There was no calculation in this gesture. It was simply as it should have been all those years in the past, the single act of friendship deepening into love. She did not have to say that she had always loved him this way, because he knew and had always known. There was no rush anymore, and so he played with her beautiful lips the way he had always wanted to, and she opened her mouth wider at the sensation. His hands touched her tear-stained face, her hair, the back of her neck, and as he touched her body through the Apocrypha-issued clothing he felt the blood coursing through him, and the full strength of his desire for her. She kissed him again and again, because she could not go on any longer without kissing him, and she pressed her body against him in a silent plea.

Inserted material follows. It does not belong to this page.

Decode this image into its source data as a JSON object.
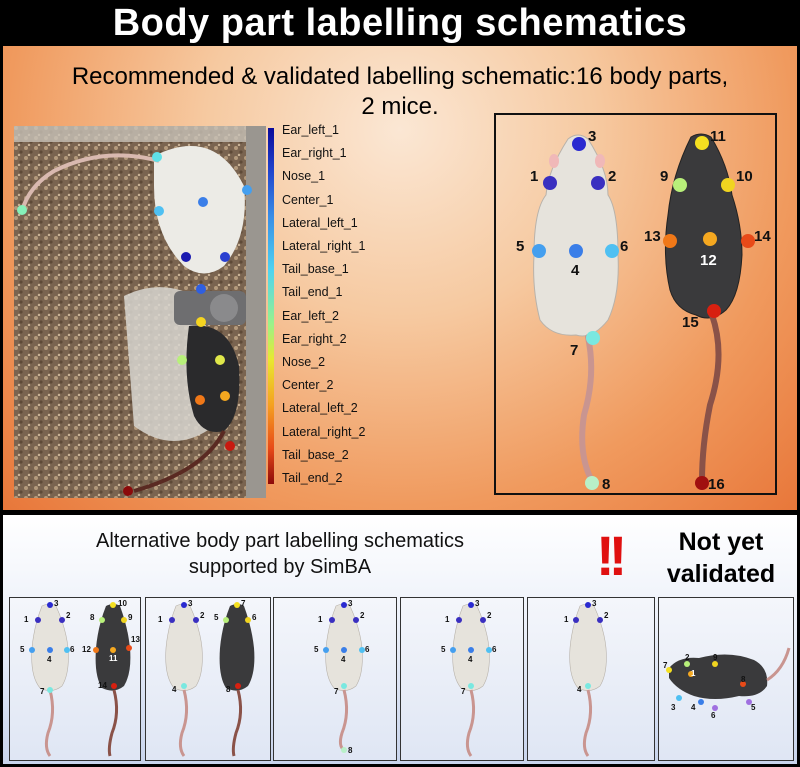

He found himself wanting to say a million words to her, and then instantly forgetting them all. They played in his mind like music, and seemed to follow the rhythmic movement of her lips upon his, and yet he could never be sure, really, of what he wanted to say. And then he thought somehow that he had surely said it, years ago, standing at a crossroads on New Earth, or in a bunker during the Second World War, or at any other moment in history. For although their small lives would last for but a moment, he felt with a conviction he could not describe that they had always existed in this way, he and his Kathryn, as every pair of lovers throughout time that had ever fought for their love, and lost it, and found it again.